Study foam combustion performance

The specific expression is that the oxygen index increases with higher density, meaning that porous materials with a greater degree of densification are less likely to ignite. The duration of combustion remains largely unaffected by the level of density, which explains the long-lasting and stable combustion behavior observed in multi-porous materials. The relationship between density and combustion characteristics is moderate; as density increases, both the range of combustion phenomena and the mass loss decrease. Additionally, the combustion speed appears to slow down more significantly, indicating that flames spread more quickly through low-density multi-porous materials.

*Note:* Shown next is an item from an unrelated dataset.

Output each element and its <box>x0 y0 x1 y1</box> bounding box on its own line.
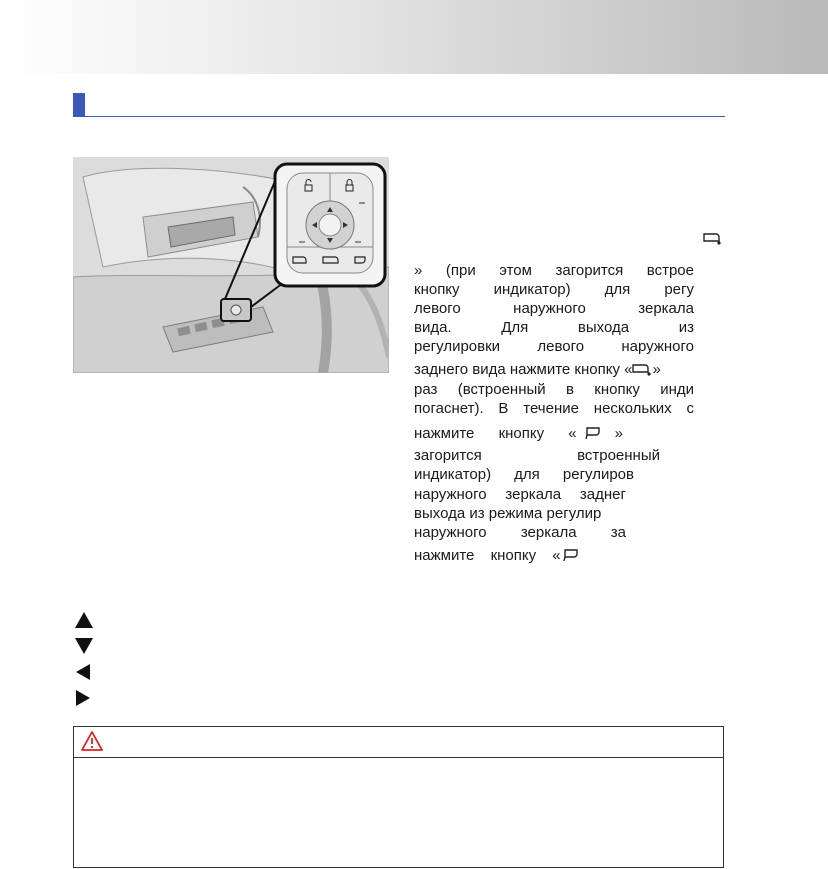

The effect of varying density on the performance of foam body combustion is significant. For example, in polyurethane foam, which is a low-density porous material, the presence of numerous small, fibrous cells increases the surface area in contact with air. This increased exposure makes the material more prone to combustion. Therefore, when developing flame-retardant multi-porous materials, it is crucial to take into account the impact of densification. If the density increases and reduces flame resistance, additional flame retardants must be added to compensate. According to the findings of Zhu Guoqiang and his team, the degree of densification has a substantial influence on the combustion behavior of multi-porous materials. Understanding this relationship is essential for optimizing material design and improving fire safety performance. By carefully adjusting the density and incorporating appropriate flame retardants, engineers can achieve better control over combustion characteristics and enhance the overall safety of these materials.